Mr. WYATT. In your statement, page 8, you say that the subject matter under discussion today, although important, bears no legal or practical relation to that purpose.

You were talking about the implementing legislation. Should an amendment be offered and adopted ultimately to become part of— and this is a hypothetical-the implementing legislation, to say that if any shipment of arms to Nicaragua or any other country could be traced directly to the Panamanian Government by complicity or whatever, that payment made under the act would be removed, Do you think that would be a violation of the treaty? Mr. GROVE. I think it would cause us very serious problems with our relations with Panama. I think they would perceive it as an attempt to seriously change the-

Mr. WYATT. Do you believe it would be a change?

Mr. GROVE. Yes; I do.

Mr. WYATT. That kind of language or limitation?

Mr. GROVE. Yes; I do.

Mr. WYATT. Thank you, Mr. Chairman.

Mr. HUBBARD. Thank you.

Congressman Bauman.

Mr. BAUMAN. I want to take this occasion to say thank you, again, to General McAuliffe for his many courtesies to the members of this committee and to me personally.

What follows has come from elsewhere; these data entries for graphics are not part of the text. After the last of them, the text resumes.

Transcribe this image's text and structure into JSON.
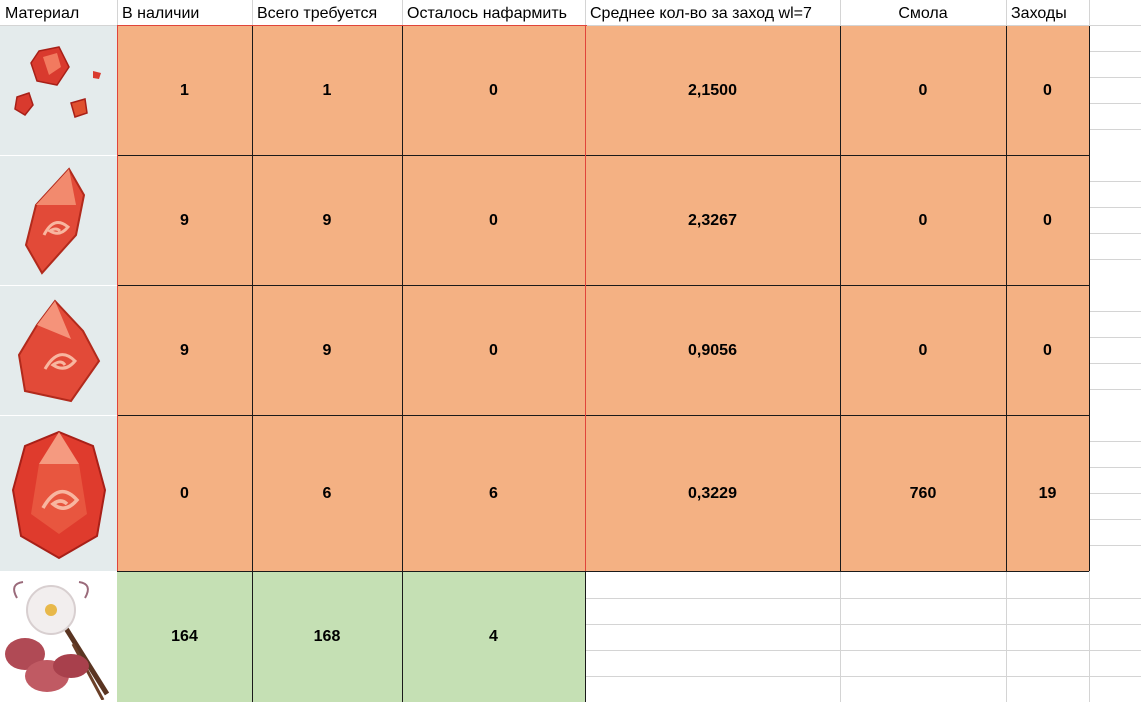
{
  "headers": {
    "material": "Материал",
    "in_stock": "В наличии",
    "total_required": "Всего требуется",
    "remaining": "Осталось нафармить",
    "avg_per_run": "Среднее кол-во за заход wl=7",
    "resin": "Смола",
    "runs": "Заходы"
  },
  "rows": [
    {
      "icon": "sliver-gem-icon",
      "in_stock": "1",
      "total": "1",
      "remaining": "0",
      "avg": "2,1500",
      "resin": "0",
      "runs": "0"
    },
    {
      "icon": "fragment-gem-icon",
      "in_stock": "9",
      "total": "9",
      "remaining": "0",
      "avg": "2,3267",
      "resin": "0",
      "runs": "0"
    },
    {
      "icon": "chunk-gem-icon",
      "in_stock": "9",
      "total": "9",
      "remaining": "0",
      "avg": "0,9056",
      "resin": "0",
      "runs": "0"
    },
    {
      "icon": "gemstone-icon",
      "in_stock": "0",
      "total": "6",
      "remaining": "6",
      "avg": "0,3229",
      "resin": "760",
      "runs": "19"
    }
  ],
  "flower_row": {
    "icon": "flower-specialty-icon",
    "in_stock": "164",
    "total": "168",
    "remaining": "4"
  },
  "colors": {
    "orange": "#f4b183",
    "green": "#c5e0b4",
    "grid": "#d4d4d4"
  }
}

I had the pleasure of working with him over the years and sitting through two classified briefings. I wish you could be as frank today as you were in those briefings. I think it would probably be of interest, but no one wants to violate the rules that protect our national security.

I would like to ask you a few questions about the testimony earlier. While I was not here, in reply to a question from the chairman, dealing with the testimony of Colonel Thomas that he had seen a number of intelligence reports implicating the Panama Government in activities either against Nicaragua or of a similar nature as those of the subject of this hearing, you replied that you also had seen similar reports.